Mad cow disease in humans, known scientifically as a variant of Creutzfeldt-Jakob disease, is a rare neurodegenerative disease caused by prions, which are abnormal proteins, which settle in the brain and lead to the gradual development of definitive lesions, causing common symptoms to dementia that include difficulty thinking or speaking, for example.
Mad cow disease has this name due to the fact that it is a disease most frequently observed in cattle in the past and, therefore, the contact or consumption of meat from bovines contaminated by prions can lead to the development of the disease in humans.

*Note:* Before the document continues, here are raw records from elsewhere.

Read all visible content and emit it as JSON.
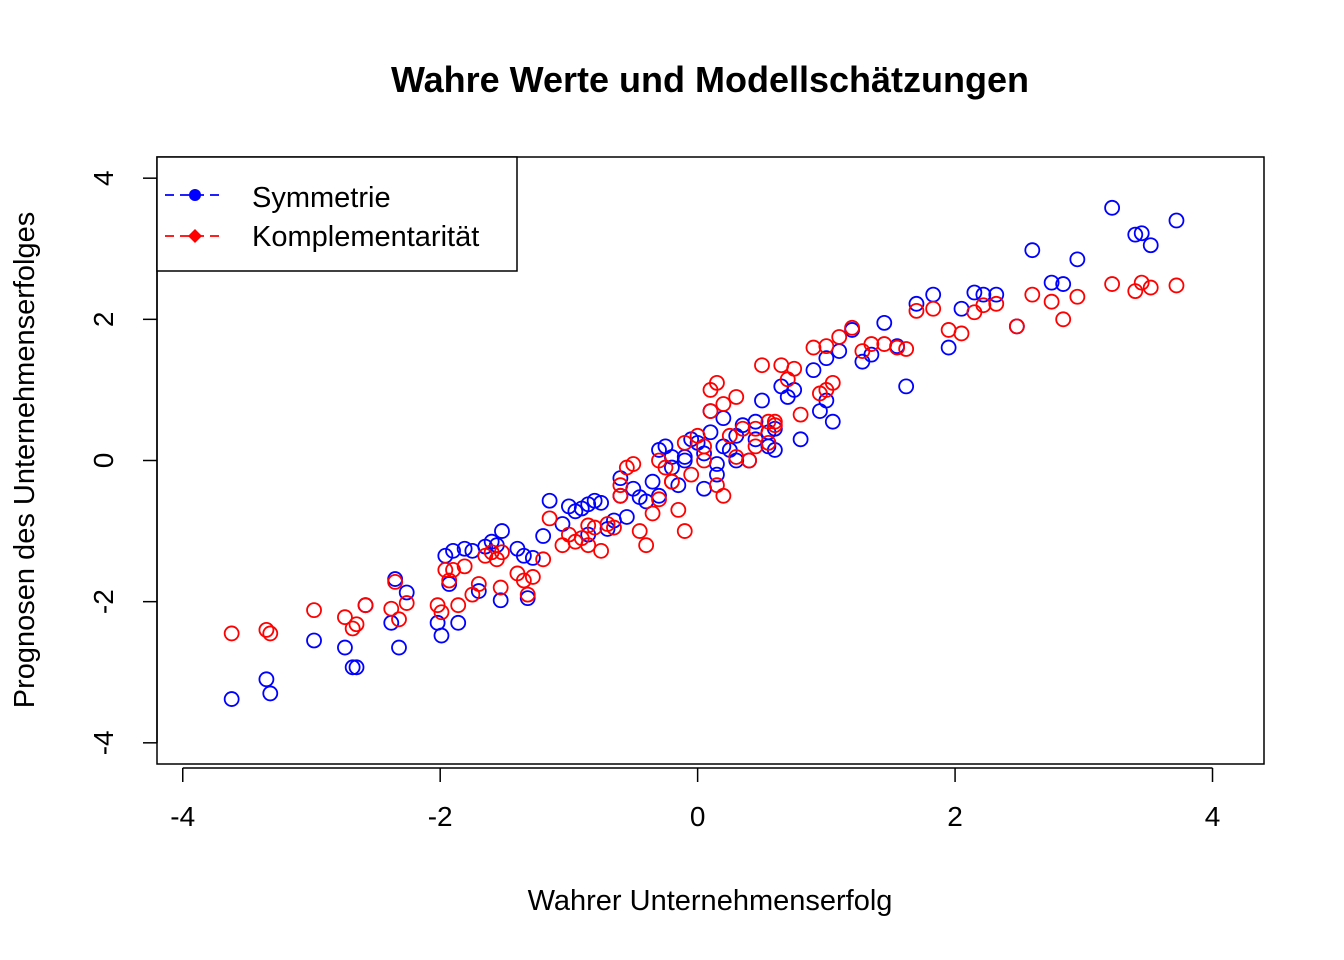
{
  "chart_data": {
    "type": "scatter",
    "title": "Wahre Werte und Modellschätzungen",
    "xlabel": "Wahrer Unternehmenserfolg",
    "ylabel": "Prognosen des Unternehmenserfolges",
    "xlim": [
      -4.2,
      4.4
    ],
    "ylim": [
      -4.3,
      4.3
    ],
    "xticks": [
      -4,
      -2,
      0,
      2,
      4
    ],
    "yticks": [
      -4,
      -2,
      0,
      2,
      4
    ],
    "xtick_labels": [
      "-4",
      "-2",
      "0",
      "2",
      "4"
    ],
    "ytick_labels": [
      "-4",
      "-2",
      "0",
      "2",
      "4"
    ],
    "legend_position": "top-left",
    "series": [
      {
        "name": "Symmetrie",
        "color": "#0000ff",
        "marker": "circle",
        "x": [
          -3.62,
          -3.35,
          -3.32,
          -2.98,
          -2.74,
          -2.68,
          -2.65,
          -2.58,
          -2.38,
          -2.35,
          -2.32,
          -2.26,
          -2.02,
          -1.99,
          -1.96,
          -1.93,
          -1.9,
          -1.86,
          -1.81,
          -1.75,
          -1.7,
          -1.65,
          -1.6,
          -1.56,
          -1.53,
          -1.52,
          -1.4,
          -1.35,
          -1.32,
          -1.28,
          -1.2,
          -1.15,
          -1.05,
          -1.0,
          -0.95,
          -0.9,
          -0.85,
          -0.8,
          -0.75,
          -0.7,
          -0.65,
          -0.6,
          -0.55,
          -0.5,
          -0.45,
          -0.4,
          -0.35,
          -0.3,
          -0.25,
          -0.2,
          -0.15,
          -0.1,
          -0.05,
          0.0,
          0.05,
          0.1,
          0.15,
          0.2,
          0.25,
          0.3,
          0.35,
          0.4,
          0.45,
          0.5,
          0.55,
          0.6,
          0.65,
          0.7,
          0.8,
          0.9,
          0.95,
          1.0,
          1.05,
          1.1,
          1.2,
          1.28,
          1.35,
          1.45,
          1.55,
          1.62,
          1.7,
          1.83,
          1.95,
          2.05,
          2.15,
          2.22,
          2.32,
          2.48,
          2.6,
          2.75,
          2.84,
          2.95,
          3.22,
          3.4,
          3.45,
          3.52,
          3.72,
          -0.1,
          0.3,
          0.6,
          0.15,
          -0.3,
          0.45,
          0.1,
          -0.6,
          0.75,
          1.0,
          -0.85,
          0.2,
          0.55,
          -0.2,
          0.05
        ],
        "y": [
          -3.38,
          -3.1,
          -3.3,
          -2.55,
          -2.65,
          -2.93,
          -2.93,
          -2.05,
          -2.3,
          -1.68,
          -2.65,
          -1.87,
          -2.3,
          -2.48,
          -1.35,
          -1.75,
          -1.28,
          -2.3,
          -1.25,
          -1.28,
          -1.85,
          -1.22,
          -1.15,
          -1.2,
          -1.98,
          -1.0,
          -1.25,
          -1.35,
          -1.95,
          -1.38,
          -1.07,
          -0.57,
          -0.9,
          -0.65,
          -0.72,
          -0.68,
          -0.62,
          -0.57,
          -0.6,
          -0.97,
          -0.85,
          -0.5,
          -0.8,
          -0.4,
          -0.52,
          -0.58,
          -0.3,
          -0.5,
          0.2,
          -0.1,
          -0.35,
          0.0,
          0.3,
          0.25,
          0.1,
          0.4,
          -0.05,
          0.6,
          0.15,
          0.35,
          0.5,
          0.0,
          0.3,
          0.85,
          0.2,
          0.45,
          1.05,
          0.9,
          0.3,
          1.28,
          0.7,
          1.45,
          0.55,
          1.55,
          1.85,
          1.4,
          1.5,
          1.95,
          1.62,
          1.05,
          2.22,
          2.35,
          1.6,
          2.15,
          2.38,
          2.35,
          2.35,
          1.9,
          2.98,
          2.52,
          2.5,
          2.85,
          3.58,
          3.2,
          3.22,
          3.05,
          3.4,
          0.05,
          0.0,
          0.15,
          -0.2,
          0.15,
          0.55,
          0.7,
          -0.25,
          1.0,
          0.85,
          -1.05,
          0.2,
          0.4,
          0.05,
          -0.4
        ]
      },
      {
        "name": "Komplementarität",
        "color": "#ff0000",
        "marker": "circle",
        "x": [
          -3.62,
          -3.35,
          -3.32,
          -2.98,
          -2.74,
          -2.68,
          -2.65,
          -2.58,
          -2.38,
          -2.35,
          -2.32,
          -2.26,
          -2.02,
          -1.99,
          -1.96,
          -1.93,
          -1.9,
          -1.86,
          -1.81,
          -1.75,
          -1.7,
          -1.65,
          -1.6,
          -1.56,
          -1.53,
          -1.52,
          -1.4,
          -1.35,
          -1.32,
          -1.28,
          -1.2,
          -1.15,
          -1.05,
          -1.0,
          -0.95,
          -0.9,
          -0.85,
          -0.8,
          -0.75,
          -0.7,
          -0.65,
          -0.6,
          -0.55,
          -0.5,
          -0.45,
          -0.4,
          -0.35,
          -0.3,
          -0.25,
          -0.2,
          -0.15,
          -0.1,
          -0.05,
          0.0,
          0.05,
          0.1,
          0.15,
          0.2,
          0.25,
          0.3,
          0.35,
          0.4,
          0.45,
          0.5,
          0.55,
          0.6,
          0.65,
          0.7,
          0.8,
          0.9,
          0.95,
          1.0,
          1.05,
          1.1,
          1.2,
          1.28,
          1.35,
          1.45,
          1.55,
          1.62,
          1.7,
          1.83,
          1.95,
          2.05,
          2.15,
          2.22,
          2.32,
          2.48,
          2.6,
          2.75,
          2.84,
          2.95,
          3.22,
          3.4,
          3.45,
          3.52,
          3.72,
          -0.1,
          0.3,
          0.6,
          0.15,
          -0.3,
          0.45,
          0.1,
          -0.6,
          0.75,
          1.0,
          -0.85,
          0.2,
          0.55,
          -0.2,
          0.05
        ],
        "y": [
          -2.45,
          -2.4,
          -2.45,
          -2.12,
          -2.22,
          -2.38,
          -2.32,
          -2.05,
          -2.1,
          -1.72,
          -2.25,
          -2.02,
          -2.05,
          -2.15,
          -1.55,
          -1.7,
          -1.55,
          -2.05,
          -1.5,
          -1.9,
          -1.75,
          -1.35,
          -1.3,
          -1.4,
          -1.8,
          -1.3,
          -1.6,
          -1.7,
          -1.9,
          -1.65,
          -1.4,
          -0.82,
          -1.2,
          -1.05,
          -1.15,
          -1.1,
          -0.92,
          -0.95,
          -1.28,
          -0.9,
          -0.95,
          -0.5,
          -0.1,
          -0.05,
          -1.0,
          -1.2,
          -0.75,
          -0.55,
          -0.1,
          -0.3,
          -0.7,
          -1.0,
          -0.2,
          0.35,
          0.2,
          0.7,
          1.1,
          0.8,
          0.35,
          0.9,
          0.45,
          0.0,
          0.2,
          1.35,
          0.25,
          0.55,
          1.35,
          1.15,
          0.65,
          1.6,
          0.95,
          1.62,
          1.1,
          1.75,
          1.88,
          1.55,
          1.65,
          1.65,
          1.6,
          1.58,
          2.12,
          2.15,
          1.85,
          1.8,
          2.1,
          2.2,
          2.22,
          1.9,
          2.35,
          2.25,
          2.0,
          2.32,
          2.5,
          2.4,
          2.52,
          2.45,
          2.48,
          0.25,
          0.05,
          0.5,
          -0.35,
          0.0,
          0.45,
          1.0,
          -0.35,
          1.3,
          1.0,
          -1.2,
          -0.5,
          0.55,
          -0.3,
          0.0
        ]
      }
    ]
  }
}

Symptoms of mad cow disease in people appear as the destruction of nerve cells by prions occurs, and there may be:
- Memory loss;
- Difficulty speaking or thinking;
- Loss of ability to make coordinated movements;
- Difficulty walking;
- Constant tremors;
- Blurred vision;
Symptoms of mad cow disease are progressive and are usually noticed about 6 to 12 years after contamination, and are often mistaken for dementia.
How the transmission happens
Although the most frequent form of contagion is through ingestion of contaminated meat, there are other causes that may be at the origin of the problem, such as:
- Corneal or contaminated skin transplantation;
- Use of contaminated instruments in surgical procedures;
- Inadequate implantation of brain electrodes;
- Injections of contaminated growth hormones.

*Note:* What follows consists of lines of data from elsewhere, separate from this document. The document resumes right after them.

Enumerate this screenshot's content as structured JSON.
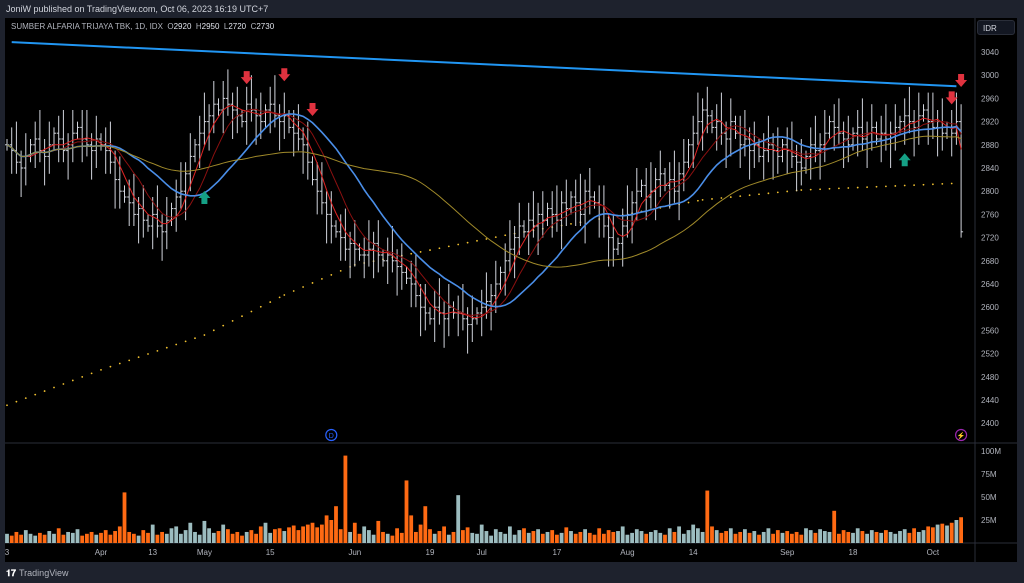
{
  "header": {
    "published": "JoniW published on TradingView.com, Oct 06, 2023 16:19 UTC+7"
  },
  "legend": {
    "symbol": "SUMBER ALFARIA TRIJAYA TBK, 1D, IDX",
    "o_label": "O",
    "o": "2920",
    "h_label": "H",
    "h": "2950",
    "l_label": "L",
    "l": "2720",
    "c_label": "C",
    "c": "2730"
  },
  "currency": "IDR",
  "footer": {
    "brand": "TradingView",
    "logo": "tradingview-logo"
  },
  "colors": {
    "background": "#000000",
    "bar": "#d1d4dc",
    "trendline": "#2196f3",
    "ma_fast": "#e02424",
    "ma_mid": "#8b1010",
    "ma_20": "#4a8ee8",
    "ma_50": "#a08a2a",
    "ma_200": "#f2c230",
    "vol_up": "#9cbcbf",
    "vol_down": "#ff6a13",
    "arrow_down": "#e0323f",
    "arrow_up": "#15a085"
  },
  "chart_data": {
    "type": "ohlc-bar",
    "price_axis": {
      "ylim": [
        2380,
        3060
      ],
      "ticks": [
        3040,
        3000,
        2960,
        2920,
        2880,
        2840,
        2800,
        2760,
        2720,
        2680,
        2640,
        2600,
        2560,
        2520,
        2480,
        2440,
        2400
      ]
    },
    "volume_axis": {
      "ylim": [
        0,
        115
      ],
      "ticks": [
        "100M",
        "75M",
        "50M",
        "25M"
      ],
      "tick_values": [
        100,
        75,
        50,
        25
      ]
    },
    "x_ticks": [
      {
        "label": "3",
        "bar": 0
      },
      {
        "label": "Apr",
        "bar": 20
      },
      {
        "label": "13",
        "bar": 31
      },
      {
        "label": "May",
        "bar": 42
      },
      {
        "label": "15",
        "bar": 56
      },
      {
        "label": "Jun",
        "bar": 74
      },
      {
        "label": "19",
        "bar": 90
      },
      {
        "label": "Jul",
        "bar": 101
      },
      {
        "label": "17",
        "bar": 117
      },
      {
        "label": "Aug",
        "bar": 132
      },
      {
        "label": "14",
        "bar": 146
      },
      {
        "label": "Sep",
        "bar": 166
      },
      {
        "label": "18",
        "bar": 180
      },
      {
        "label": "Oct",
        "bar": 197
      }
    ],
    "close": [
      2880,
      2870,
      2850,
      2840,
      2860,
      2880,
      2890,
      2870,
      2860,
      2880,
      2900,
      2890,
      2870,
      2880,
      2900,
      2910,
      2890,
      2880,
      2870,
      2890,
      2880,
      2870,
      2850,
      2820,
      2800,
      2790,
      2780,
      2760,
      2770,
      2750,
      2740,
      2760,
      2740,
      2730,
      2750,
      2770,
      2790,
      2800,
      2830,
      2860,
      2880,
      2900,
      2920,
      2930,
      2950,
      2940,
      2960,
      2950,
      2940,
      2930,
      2920,
      2950,
      2940,
      2930,
      2920,
      2940,
      2950,
      2930,
      2920,
      2930,
      2910,
      2900,
      2890,
      2880,
      2850,
      2820,
      2800,
      2780,
      2760,
      2740,
      2730,
      2720,
      2700,
      2710,
      2700,
      2690,
      2690,
      2700,
      2710,
      2690,
      2680,
      2690,
      2680,
      2670,
      2660,
      2650,
      2640,
      2620,
      2600,
      2590,
      2580,
      2600,
      2590,
      2580,
      2600,
      2590,
      2590,
      2580,
      2570,
      2580,
      2590,
      2600,
      2610,
      2620,
      2640,
      2660,
      2680,
      2700,
      2720,
      2740,
      2730,
      2750,
      2740,
      2760,
      2750,
      2770,
      2760,
      2750,
      2780,
      2770,
      2790,
      2780,
      2760,
      2800,
      2790,
      2780,
      2760,
      2740,
      2720,
      2700,
      2710,
      2740,
      2760,
      2780,
      2800,
      2810,
      2790,
      2800,
      2820,
      2830,
      2810,
      2820,
      2800,
      2830,
      2850,
      2880,
      2900,
      2920,
      2940,
      2930,
      2910,
      2920,
      2900,
      2890,
      2920,
      2900,
      2880,
      2890,
      2870,
      2880,
      2860,
      2870,
      2880,
      2870,
      2860,
      2880,
      2870,
      2860,
      2850,
      2840,
      2860,
      2880,
      2870,
      2880,
      2900,
      2920,
      2910,
      2900,
      2890,
      2880,
      2900,
      2910,
      2890,
      2900,
      2910,
      2890,
      2900,
      2890,
      2900,
      2910,
      2920,
      2930,
      2920,
      2910,
      2930,
      2940,
      2920,
      2910,
      2920,
      2900,
      2910,
      2900,
      2920,
      2730
    ],
    "volume_m": [
      10,
      8,
      12,
      9,
      14,
      10,
      8,
      11,
      9,
      13,
      10,
      16,
      9,
      12,
      11,
      15,
      8,
      10,
      12,
      9,
      11,
      14,
      9,
      13,
      18,
      55,
      12,
      10,
      8,
      14,
      11,
      20,
      9,
      12,
      10,
      16,
      18,
      10,
      14,
      22,
      12,
      9,
      24,
      16,
      11,
      13,
      20,
      15,
      10,
      12,
      8,
      12,
      14,
      10,
      18,
      22,
      11,
      15,
      16,
      13,
      17,
      19,
      14,
      18,
      20,
      22,
      17,
      20,
      30,
      25,
      40,
      15,
      95,
      12,
      22,
      10,
      18,
      14,
      9,
      24,
      12,
      10,
      8,
      16,
      11,
      68,
      30,
      12,
      20,
      40,
      15,
      10,
      13,
      18,
      9,
      12,
      52,
      14,
      17,
      11,
      10,
      20,
      13,
      8,
      15,
      12,
      10,
      18,
      9,
      14,
      16,
      11,
      13,
      15,
      10,
      12,
      14,
      9,
      11,
      17,
      13,
      10,
      12,
      15,
      11,
      9,
      16,
      10,
      14,
      12,
      13,
      18,
      9,
      11,
      15,
      13,
      10,
      12,
      14,
      11,
      9,
      16,
      12,
      18,
      10,
      14,
      20,
      16,
      12,
      57,
      18,
      14,
      11,
      13,
      16,
      10,
      12,
      15,
      11,
      13,
      9,
      12,
      16,
      10,
      14,
      11,
      13,
      10,
      12,
      9,
      16,
      14,
      11,
      15,
      13,
      12,
      35,
      10,
      14,
      12,
      11,
      16,
      13,
      10,
      14,
      12,
      11,
      14,
      12,
      10,
      13,
      15,
      11,
      16,
      12,
      14,
      18,
      17,
      20,
      21,
      19,
      22,
      25,
      28
    ],
    "last_bar": {
      "open": 2920,
      "high": 2950,
      "low": 2720,
      "close": 2730
    },
    "ma_periods": [
      5,
      10,
      20,
      50
    ],
    "ma200": [
      [
        0,
        2431
      ],
      [
        20,
        2492
      ],
      [
        42,
        2552
      ],
      [
        59,
        2621
      ],
      [
        74,
        2673
      ],
      [
        106,
        2724
      ],
      [
        131,
        2759
      ],
      [
        148,
        2785
      ],
      [
        169,
        2802
      ],
      [
        203,
        2814
      ]
    ],
    "trendline": [
      [
        1,
        3057
      ],
      [
        202,
        2981
      ]
    ],
    "signals": [
      {
        "type": "down",
        "bar": 51,
        "price": 2995
      },
      {
        "type": "down",
        "bar": 59,
        "price": 3000
      },
      {
        "type": "down",
        "bar": 65,
        "price": 2940
      },
      {
        "type": "down",
        "bar": 201,
        "price": 2960
      },
      {
        "type": "down",
        "bar": 203,
        "price": 2990
      },
      {
        "type": "up",
        "bar": 42,
        "price": 2790
      },
      {
        "type": "up",
        "bar": 191,
        "price": 2855
      }
    ],
    "markers": [
      {
        "icon": "dividend-icon",
        "label": "D",
        "bar": 69
      },
      {
        "icon": "lightning-icon",
        "label": "",
        "bar": 203
      }
    ]
  }
}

However, these situations are extremely rare because modern techniques greatly reduce the risk of using contaminated fabrics or materials, not only due to mad cow disease, but also to other serious diseases such as AIDS or tetanus, for example.
There are also records of people who became infected with this disease after receiving a blood transfusion in the 1980s and it is because of this that all people who have ever received blood at some time in their lives cannot donate blood, because they may have been infected, even though they never manifested symptoms.
How the diagnosis is made
There are no specific tests that can identify mad cow disease and the diagnosis is made based on the symptoms presented, especially when there are more suspected cases in the same region.
In addition, to exclude other diseases, the doctor may indicate the performance of an electroencephalogram and analysis of cerebrospinal fluid, or prion testing and genetic tests. However, in most cases, the disease is only confirmed after a brain biopsy is performed.
The development of the disease is rapid, since since the symptoms appear, the person dies between a period of 6 months to a year, since from the moment of infection the neuronal function begins to be impaired, which leads to progressive loss of the person’s capacities and greater need to be bedridden and dependent to eat and perform hygiene care.
Although these complications cannot be avoided, as there is no treatment, it is recommended that the patient be accompanied by a psychiatrist, as there are remedies that can help to delay the evolution of the disease.